The latter is more complicated. Throughout the reform programme, Labour have raised concerns that each change could lead to ‘digitisation by default’, potentially excluding those for whom online technologies are inaccessible. Whether proceedings are criminal, civil, tribunal, probate or family in nature, there are good reasons to feel that making digital the default option will in many cases restrict or entirely remove access to justice. One current clause recognises the Government’s duty to ‘make support available for digitally excluded people’; however, it is vital that this support is not just technically available but that it is properly funded and sufficiently advertised. That is why I placed an amendment which mandated the Minister to provide support, ‘including, but not limited to, a free helpline’.

This requirement is due to clear evidence that helplines that are not free will inevitably fail to reach those most in need. Support needs proper funding and advertising. Currently, even where there are mechanisms available to provide help, all too frequently they are poorly promoted and underused. Another written question I put to the MoJ found that since it was set up in February 2018, a helpline for those who struggle with video hearings in Court has averaged around one call a day. That is both damning and instructive.

The Bill also sets out who will be in the committee. Currently, it proposes 3 judges, just one person drawn from either the barrister, solicitor and legal executive professions, one person with experience of the lay advice sector’ and one with IT expertise. It is unclear why this committee need be so small; by way of comparison, The Civil Procedure Rule Committee has 16 members. One of our amendments has sought to ensure that there is representation from each of legal professions rather than a single, shared representative. Even more importantly, we have argued that the committee should require a representative for the digitally excluded. Mind, the mental health charity, have emphasised how important it is to have proper representation of those who face challenges with digital equipment, in particular those with disabilities. Without that kind of expertise, we risk a lack of understanding of the impact of proposed rules on the most vulnerable.

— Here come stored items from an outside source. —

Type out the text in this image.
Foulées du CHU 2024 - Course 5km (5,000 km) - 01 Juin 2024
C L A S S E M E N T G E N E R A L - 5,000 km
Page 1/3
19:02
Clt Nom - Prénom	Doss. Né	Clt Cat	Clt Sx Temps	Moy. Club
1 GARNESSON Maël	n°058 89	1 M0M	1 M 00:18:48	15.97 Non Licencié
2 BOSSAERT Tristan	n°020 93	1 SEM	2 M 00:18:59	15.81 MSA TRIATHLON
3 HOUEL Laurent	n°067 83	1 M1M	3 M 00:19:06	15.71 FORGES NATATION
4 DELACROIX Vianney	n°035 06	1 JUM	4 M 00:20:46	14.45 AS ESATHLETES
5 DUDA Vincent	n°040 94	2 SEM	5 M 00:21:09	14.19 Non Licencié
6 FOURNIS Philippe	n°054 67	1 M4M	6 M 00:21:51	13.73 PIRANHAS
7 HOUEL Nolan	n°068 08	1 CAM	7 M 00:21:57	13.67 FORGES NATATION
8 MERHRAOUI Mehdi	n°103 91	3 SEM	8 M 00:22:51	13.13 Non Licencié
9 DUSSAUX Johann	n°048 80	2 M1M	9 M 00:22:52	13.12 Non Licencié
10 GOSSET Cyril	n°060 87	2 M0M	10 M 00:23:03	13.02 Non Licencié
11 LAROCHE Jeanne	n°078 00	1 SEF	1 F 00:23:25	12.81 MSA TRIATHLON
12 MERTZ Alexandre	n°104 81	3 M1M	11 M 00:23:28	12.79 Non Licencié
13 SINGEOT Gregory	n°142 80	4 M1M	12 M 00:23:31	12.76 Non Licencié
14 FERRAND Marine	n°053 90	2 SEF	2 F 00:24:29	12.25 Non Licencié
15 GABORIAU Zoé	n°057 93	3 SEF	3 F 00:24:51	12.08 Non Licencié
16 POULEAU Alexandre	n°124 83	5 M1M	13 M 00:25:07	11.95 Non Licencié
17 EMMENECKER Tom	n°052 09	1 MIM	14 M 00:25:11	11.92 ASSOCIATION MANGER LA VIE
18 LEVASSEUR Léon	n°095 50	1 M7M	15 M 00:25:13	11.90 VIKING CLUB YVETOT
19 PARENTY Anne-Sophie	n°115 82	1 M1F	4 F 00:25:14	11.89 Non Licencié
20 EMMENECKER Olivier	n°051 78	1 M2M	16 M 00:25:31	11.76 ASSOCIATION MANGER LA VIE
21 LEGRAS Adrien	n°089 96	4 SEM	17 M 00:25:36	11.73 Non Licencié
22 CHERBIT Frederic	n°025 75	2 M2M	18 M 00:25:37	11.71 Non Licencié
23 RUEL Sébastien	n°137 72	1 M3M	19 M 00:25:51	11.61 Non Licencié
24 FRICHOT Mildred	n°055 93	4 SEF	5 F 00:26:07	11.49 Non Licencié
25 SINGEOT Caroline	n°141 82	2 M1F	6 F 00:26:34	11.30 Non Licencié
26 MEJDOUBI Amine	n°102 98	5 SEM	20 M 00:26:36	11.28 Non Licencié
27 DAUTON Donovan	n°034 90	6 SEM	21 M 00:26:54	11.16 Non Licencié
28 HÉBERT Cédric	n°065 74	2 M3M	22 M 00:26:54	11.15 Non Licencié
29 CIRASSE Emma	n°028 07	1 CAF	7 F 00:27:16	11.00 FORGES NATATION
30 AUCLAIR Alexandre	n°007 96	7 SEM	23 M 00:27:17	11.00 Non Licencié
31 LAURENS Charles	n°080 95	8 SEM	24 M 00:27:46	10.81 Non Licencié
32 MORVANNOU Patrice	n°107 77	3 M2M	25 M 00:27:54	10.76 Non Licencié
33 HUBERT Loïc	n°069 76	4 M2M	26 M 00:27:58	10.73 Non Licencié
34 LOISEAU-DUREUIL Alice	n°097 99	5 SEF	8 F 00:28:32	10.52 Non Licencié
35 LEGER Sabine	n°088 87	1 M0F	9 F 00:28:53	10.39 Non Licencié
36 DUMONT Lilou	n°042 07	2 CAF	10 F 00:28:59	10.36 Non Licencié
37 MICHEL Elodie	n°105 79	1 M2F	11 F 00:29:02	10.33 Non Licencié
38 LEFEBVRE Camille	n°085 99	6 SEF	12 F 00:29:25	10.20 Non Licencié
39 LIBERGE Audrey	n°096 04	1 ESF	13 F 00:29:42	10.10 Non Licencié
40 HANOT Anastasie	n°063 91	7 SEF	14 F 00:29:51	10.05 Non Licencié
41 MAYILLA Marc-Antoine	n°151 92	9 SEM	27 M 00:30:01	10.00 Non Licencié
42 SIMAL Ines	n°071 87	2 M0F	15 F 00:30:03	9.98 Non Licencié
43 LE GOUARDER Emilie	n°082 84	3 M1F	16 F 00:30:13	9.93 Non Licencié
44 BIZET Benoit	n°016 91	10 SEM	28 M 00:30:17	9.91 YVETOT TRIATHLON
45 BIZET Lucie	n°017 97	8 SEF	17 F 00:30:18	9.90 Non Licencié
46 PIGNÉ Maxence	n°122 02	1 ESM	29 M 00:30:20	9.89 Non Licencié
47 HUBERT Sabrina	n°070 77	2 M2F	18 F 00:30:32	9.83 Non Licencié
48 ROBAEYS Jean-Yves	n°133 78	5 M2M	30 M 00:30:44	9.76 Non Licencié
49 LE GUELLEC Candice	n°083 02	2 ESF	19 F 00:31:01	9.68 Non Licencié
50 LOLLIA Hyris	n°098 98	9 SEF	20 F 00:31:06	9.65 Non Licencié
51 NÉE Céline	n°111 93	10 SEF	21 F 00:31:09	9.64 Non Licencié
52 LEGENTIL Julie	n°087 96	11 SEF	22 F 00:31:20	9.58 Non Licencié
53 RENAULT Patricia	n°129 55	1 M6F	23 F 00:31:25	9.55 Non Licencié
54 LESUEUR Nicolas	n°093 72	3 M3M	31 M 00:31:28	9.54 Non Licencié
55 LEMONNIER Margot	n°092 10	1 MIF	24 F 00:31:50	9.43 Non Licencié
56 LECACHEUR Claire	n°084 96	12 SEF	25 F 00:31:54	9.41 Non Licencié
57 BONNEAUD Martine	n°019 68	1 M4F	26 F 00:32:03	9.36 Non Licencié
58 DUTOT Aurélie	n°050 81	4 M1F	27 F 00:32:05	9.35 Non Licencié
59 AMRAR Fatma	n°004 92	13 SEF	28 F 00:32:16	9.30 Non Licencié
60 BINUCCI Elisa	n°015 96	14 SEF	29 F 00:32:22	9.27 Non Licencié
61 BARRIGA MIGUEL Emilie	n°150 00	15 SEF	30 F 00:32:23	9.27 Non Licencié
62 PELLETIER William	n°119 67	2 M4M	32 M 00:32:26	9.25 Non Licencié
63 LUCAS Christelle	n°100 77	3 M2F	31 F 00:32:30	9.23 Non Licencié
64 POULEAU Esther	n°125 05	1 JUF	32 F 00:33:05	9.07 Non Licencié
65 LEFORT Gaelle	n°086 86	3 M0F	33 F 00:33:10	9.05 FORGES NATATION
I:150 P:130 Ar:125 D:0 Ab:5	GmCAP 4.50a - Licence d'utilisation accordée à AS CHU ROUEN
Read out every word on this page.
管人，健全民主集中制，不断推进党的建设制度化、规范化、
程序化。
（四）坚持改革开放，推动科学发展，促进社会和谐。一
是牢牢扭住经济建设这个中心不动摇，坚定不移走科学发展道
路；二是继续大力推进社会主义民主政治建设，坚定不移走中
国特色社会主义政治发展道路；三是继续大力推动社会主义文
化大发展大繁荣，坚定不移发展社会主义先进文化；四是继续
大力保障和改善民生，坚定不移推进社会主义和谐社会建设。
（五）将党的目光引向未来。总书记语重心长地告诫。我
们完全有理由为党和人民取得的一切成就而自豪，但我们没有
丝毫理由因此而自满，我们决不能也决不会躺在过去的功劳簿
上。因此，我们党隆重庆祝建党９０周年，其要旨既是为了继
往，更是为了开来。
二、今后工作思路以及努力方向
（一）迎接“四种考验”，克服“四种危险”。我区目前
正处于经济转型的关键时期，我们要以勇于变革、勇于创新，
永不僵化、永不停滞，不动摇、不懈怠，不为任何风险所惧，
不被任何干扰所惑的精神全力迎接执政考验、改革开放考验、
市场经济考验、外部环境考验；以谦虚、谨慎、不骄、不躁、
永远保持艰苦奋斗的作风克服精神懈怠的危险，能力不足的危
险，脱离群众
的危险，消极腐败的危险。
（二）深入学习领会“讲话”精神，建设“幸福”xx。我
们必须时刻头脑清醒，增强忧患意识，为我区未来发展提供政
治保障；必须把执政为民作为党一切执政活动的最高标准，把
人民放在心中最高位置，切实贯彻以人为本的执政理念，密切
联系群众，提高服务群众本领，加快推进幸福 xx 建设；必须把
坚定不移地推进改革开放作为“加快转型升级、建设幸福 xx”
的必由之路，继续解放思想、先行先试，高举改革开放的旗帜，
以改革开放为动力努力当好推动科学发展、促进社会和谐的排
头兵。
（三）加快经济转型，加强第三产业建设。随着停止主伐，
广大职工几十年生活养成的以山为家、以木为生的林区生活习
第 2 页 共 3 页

Going forward, the reform programme needs continuing scrutiny and far more extensive academic research to demonstrate what changes are really needed and which are just ideological cuts. In 2018, the House of Commons Public Accounts committee expressed concern over the inability of HM Courts and Tribunals Service to ‘articulate what the new system would look like’. That criticism remains as compelling today as it was then.

Yasmin Qureshi MP is Labour MP for Bolton South East and Shadow Justice Minister.